Patient known diabetic & routine HbA1C within range (≤48 ) = this does NOT mean everything is okay.

If they are a Type 1 Diabetic on insulin, a normal HbA1C is LIKELY to indicate that they are being OVERtreated

  • Call patient in for a Diabetic Review with Doctor.
  • Review patient notes.  Call patient in.  Make sure they are not OVERtreated by asking them whether they are having any symptoms of hypos?  If they are having hypos, refer urgently back to diabetic service.

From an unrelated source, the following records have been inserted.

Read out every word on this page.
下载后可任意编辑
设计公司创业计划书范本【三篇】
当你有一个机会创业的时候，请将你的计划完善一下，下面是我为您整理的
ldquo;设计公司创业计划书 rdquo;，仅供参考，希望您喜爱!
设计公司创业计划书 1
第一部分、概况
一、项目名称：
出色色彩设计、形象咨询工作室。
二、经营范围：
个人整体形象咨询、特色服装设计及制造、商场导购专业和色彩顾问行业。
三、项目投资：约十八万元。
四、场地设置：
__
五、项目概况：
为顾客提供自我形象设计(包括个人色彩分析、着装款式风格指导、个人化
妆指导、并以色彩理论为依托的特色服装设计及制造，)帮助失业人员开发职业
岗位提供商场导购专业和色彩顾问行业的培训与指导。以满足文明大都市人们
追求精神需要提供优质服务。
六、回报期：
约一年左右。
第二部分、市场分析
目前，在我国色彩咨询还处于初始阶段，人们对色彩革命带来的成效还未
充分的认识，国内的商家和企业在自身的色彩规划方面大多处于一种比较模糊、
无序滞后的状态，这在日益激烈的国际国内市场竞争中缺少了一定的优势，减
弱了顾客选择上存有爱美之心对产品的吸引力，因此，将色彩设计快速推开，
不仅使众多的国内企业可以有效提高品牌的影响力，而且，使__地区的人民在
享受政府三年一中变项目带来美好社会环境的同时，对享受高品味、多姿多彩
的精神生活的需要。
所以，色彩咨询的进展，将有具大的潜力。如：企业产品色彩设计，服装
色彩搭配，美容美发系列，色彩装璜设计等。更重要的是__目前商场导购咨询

Seek advice from Clinical Lead if needs be.
  • HbA1c target:  aim for less than 59mmol/l  BUT really the target is dependent on the person and whether they are getting hypos or not.  If they are getting hypos at 59, their target may need to be set higher.  In this case refer urgently back to diabetes service or talk to diabetic lead.
  • Features of hypos:
    • Shakiness, nervousness or anxiety.
    • Sweating, chills and clamminess.
    • Irritability, impatience, confusion, including delirium.
    • Rapid/fast heartbeat, lightheadedness or dizziness, hunger and nausea.

Patient is a known diabetic and the HbA1c is above target range (≥ 59)

The GP should comment on the HbA1c result with an action plan

This will include one of the following;

  • If the patient has a diabetic review appointment already booked with the nurse, then the GP can write information on simple increases they would recommend to medication. The nurse can then discuss this with the patient at review. The change can then be implemented by sending a task to the diabetic GP if the patient is willing to have the medication increase. This is in conjunction with re-enforcing the lifestyle advice for diabetes. The interim diabetes recall then needs to be set for 3 months to re-check the HbA1c.
  • If there is no review appointment booked, then the patient should have a 20 minute appointment with one of the diabetic GPs (Sandhu, Dhillon, Hamblin)
  • If the patient is complex, they should have a 20 minute appointment with one of the diabetic GPs even if they have a nurse review appointment booked.
  • If the patient is not well controlled on 3 diabetic medications, developing side effects or complex, then consider referral on to Level 2 services.